Due testi di grande impatto emotivo, uno dei quali, Al mio minotauro, evoca, sotto forma di monologo interiore, una Autrice statunitense, Anne Sexton , personaggio di culto del femminismo americano del secolo scorso. Fantato fotografa e fa emergere il vuoto di una vita che si spende carnalmente per colmare un’urgenza di donna inappagata, benché bella, desiderata, amata. La vita non basta, il corpo è un’ossessione bulimica,come lo è il tempo che non dà pace. Esiste qualcosa che ti spinge nell’abisso a cercare te stessa, quella parte di te che la violenza giovanile ha schiacciato condannandoti a cercare abbracci infiniti che nessun terapeuta ha saputo frenare. Un’umanità dolente che nella ricerca di sé conduce al manifestarsi di un Es in cui, nella lotta furiosa con la bestia nascosta che ti devasta e fatalmente condurrà alla tragedia, l’immagine sognata di te stessa esce distorta:”quel mio/ profilo amato, mai nato, amato/cancello quel segno di me,/ quel lento farsi lontano del corpo/- invecchiato,/lo scrivo in faccia, lo conficco/nei denti aguzzi di troppi amori.”
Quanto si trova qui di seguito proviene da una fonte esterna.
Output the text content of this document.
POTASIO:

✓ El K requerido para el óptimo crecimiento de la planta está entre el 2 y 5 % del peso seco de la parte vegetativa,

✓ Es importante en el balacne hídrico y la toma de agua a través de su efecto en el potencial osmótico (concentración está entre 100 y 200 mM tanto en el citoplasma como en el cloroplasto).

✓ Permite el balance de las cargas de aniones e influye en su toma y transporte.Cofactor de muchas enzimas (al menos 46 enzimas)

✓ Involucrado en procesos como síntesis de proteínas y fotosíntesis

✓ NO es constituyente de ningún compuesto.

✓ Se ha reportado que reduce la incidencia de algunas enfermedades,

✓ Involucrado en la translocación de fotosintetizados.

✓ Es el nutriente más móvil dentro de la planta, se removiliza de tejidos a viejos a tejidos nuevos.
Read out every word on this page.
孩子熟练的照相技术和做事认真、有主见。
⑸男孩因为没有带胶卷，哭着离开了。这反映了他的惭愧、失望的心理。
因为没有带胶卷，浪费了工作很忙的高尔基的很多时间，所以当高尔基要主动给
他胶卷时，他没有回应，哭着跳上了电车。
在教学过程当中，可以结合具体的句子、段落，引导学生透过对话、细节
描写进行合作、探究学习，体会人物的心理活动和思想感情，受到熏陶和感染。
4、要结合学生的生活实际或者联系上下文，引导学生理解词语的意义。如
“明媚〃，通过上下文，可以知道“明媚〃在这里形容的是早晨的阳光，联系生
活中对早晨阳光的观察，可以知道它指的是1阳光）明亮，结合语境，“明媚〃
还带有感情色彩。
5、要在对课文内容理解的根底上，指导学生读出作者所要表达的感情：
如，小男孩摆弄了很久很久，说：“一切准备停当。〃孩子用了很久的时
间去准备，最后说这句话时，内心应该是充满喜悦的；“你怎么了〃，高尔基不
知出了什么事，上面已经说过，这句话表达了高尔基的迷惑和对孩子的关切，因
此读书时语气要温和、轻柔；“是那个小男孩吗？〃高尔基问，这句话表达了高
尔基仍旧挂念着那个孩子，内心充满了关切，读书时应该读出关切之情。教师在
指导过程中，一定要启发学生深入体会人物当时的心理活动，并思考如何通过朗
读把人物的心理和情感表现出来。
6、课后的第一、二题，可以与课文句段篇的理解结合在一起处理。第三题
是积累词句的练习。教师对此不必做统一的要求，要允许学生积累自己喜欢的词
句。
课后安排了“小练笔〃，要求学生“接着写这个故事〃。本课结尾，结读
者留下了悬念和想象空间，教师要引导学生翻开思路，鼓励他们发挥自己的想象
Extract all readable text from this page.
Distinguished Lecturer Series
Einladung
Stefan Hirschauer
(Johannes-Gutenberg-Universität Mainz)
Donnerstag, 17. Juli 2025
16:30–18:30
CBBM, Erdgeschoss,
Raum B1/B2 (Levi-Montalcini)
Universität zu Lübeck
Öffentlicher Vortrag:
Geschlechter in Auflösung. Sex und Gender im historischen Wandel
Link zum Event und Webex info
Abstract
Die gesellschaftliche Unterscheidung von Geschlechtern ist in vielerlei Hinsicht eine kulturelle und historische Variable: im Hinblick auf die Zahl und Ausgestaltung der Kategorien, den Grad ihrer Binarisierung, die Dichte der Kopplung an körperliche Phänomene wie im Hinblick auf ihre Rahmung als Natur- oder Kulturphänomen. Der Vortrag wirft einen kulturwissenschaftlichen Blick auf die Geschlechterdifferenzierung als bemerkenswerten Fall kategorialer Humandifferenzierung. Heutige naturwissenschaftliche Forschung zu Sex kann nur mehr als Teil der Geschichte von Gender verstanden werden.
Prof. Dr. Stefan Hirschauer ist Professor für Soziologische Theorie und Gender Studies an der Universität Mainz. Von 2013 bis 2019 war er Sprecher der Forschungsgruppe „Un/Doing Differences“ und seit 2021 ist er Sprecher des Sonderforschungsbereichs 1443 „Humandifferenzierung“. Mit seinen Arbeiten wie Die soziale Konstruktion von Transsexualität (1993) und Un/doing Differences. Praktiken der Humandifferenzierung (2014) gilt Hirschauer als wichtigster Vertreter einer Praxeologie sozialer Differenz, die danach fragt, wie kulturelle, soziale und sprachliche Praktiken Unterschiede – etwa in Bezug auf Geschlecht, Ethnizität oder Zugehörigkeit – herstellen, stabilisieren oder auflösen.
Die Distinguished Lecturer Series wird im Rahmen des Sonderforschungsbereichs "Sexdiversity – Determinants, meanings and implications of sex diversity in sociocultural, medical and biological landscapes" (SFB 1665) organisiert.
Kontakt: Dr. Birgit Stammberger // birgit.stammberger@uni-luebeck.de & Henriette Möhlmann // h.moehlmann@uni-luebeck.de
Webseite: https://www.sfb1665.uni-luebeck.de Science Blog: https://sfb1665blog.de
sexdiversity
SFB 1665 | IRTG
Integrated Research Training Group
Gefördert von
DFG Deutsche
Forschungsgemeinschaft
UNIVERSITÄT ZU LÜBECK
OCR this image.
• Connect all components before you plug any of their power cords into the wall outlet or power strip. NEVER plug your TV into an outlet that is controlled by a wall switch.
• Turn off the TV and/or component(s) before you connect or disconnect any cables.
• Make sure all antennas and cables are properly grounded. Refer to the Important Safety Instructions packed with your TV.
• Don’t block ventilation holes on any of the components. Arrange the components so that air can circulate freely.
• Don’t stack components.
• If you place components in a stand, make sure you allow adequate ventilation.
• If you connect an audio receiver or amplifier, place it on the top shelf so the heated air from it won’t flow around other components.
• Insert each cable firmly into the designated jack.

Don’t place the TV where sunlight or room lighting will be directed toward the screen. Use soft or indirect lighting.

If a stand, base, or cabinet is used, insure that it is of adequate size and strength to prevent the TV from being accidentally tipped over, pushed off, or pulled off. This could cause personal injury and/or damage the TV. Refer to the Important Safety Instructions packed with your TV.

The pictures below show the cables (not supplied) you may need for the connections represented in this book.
Immagini che paiono sequenze filmiche, come la pelliccia selvatica “appesa al cuore”, metafora urlata di quella bestia che distorce ciò che pure la vita ti ha dato e non fa che perpetuare la tua disperazione.
Amore/morte come indissolubile dicotomia si impone anche nell’ultimo colloquio – Stanze di un amore – tra due celebri amanti del XII secolo, Eloisa e Abelardo.
Eterna rappresentazione di un topos di tutte le arti, l’amore/passione è il luogo divino dove gli amanti si perdono l’uno nell’altra.
Un Altro “inventato” ogni volta nel turbine dell’eros dalla struggente esigenza/illusione di una completa fusione dei corpi e dell’essere, per cancellarne l’impossibilità nell’assenza esistenziale: “Fammi essere solo/ il nero dentro le mie ciglia/ – un punto, dove sono te e me,/ una canzone dentro/ l’urlo quando mi prendi…”
Un rapporto a due che scopre al tempo stesso la conferma di una solitudine che consegna gli amanti all’eternità, dopo averli riportati ai primordi della vita “Sono tua figlia, tu mio padre.”
L’immedesimazione dell’Autrice nel vortice amoroso, quell’adiacenza di cui parla Vaccaro, è tale da trascinare anche emotivamente chi legge: “Con te non sono più/il nome che taglia sono/- le mani, la mia saliva,/ un silenzio da portare con orgoglio.” Non saprei cosa chiedere di più a un poeta. Quell’immedesimazione Gabriela Fantato ha saputo realizzarla.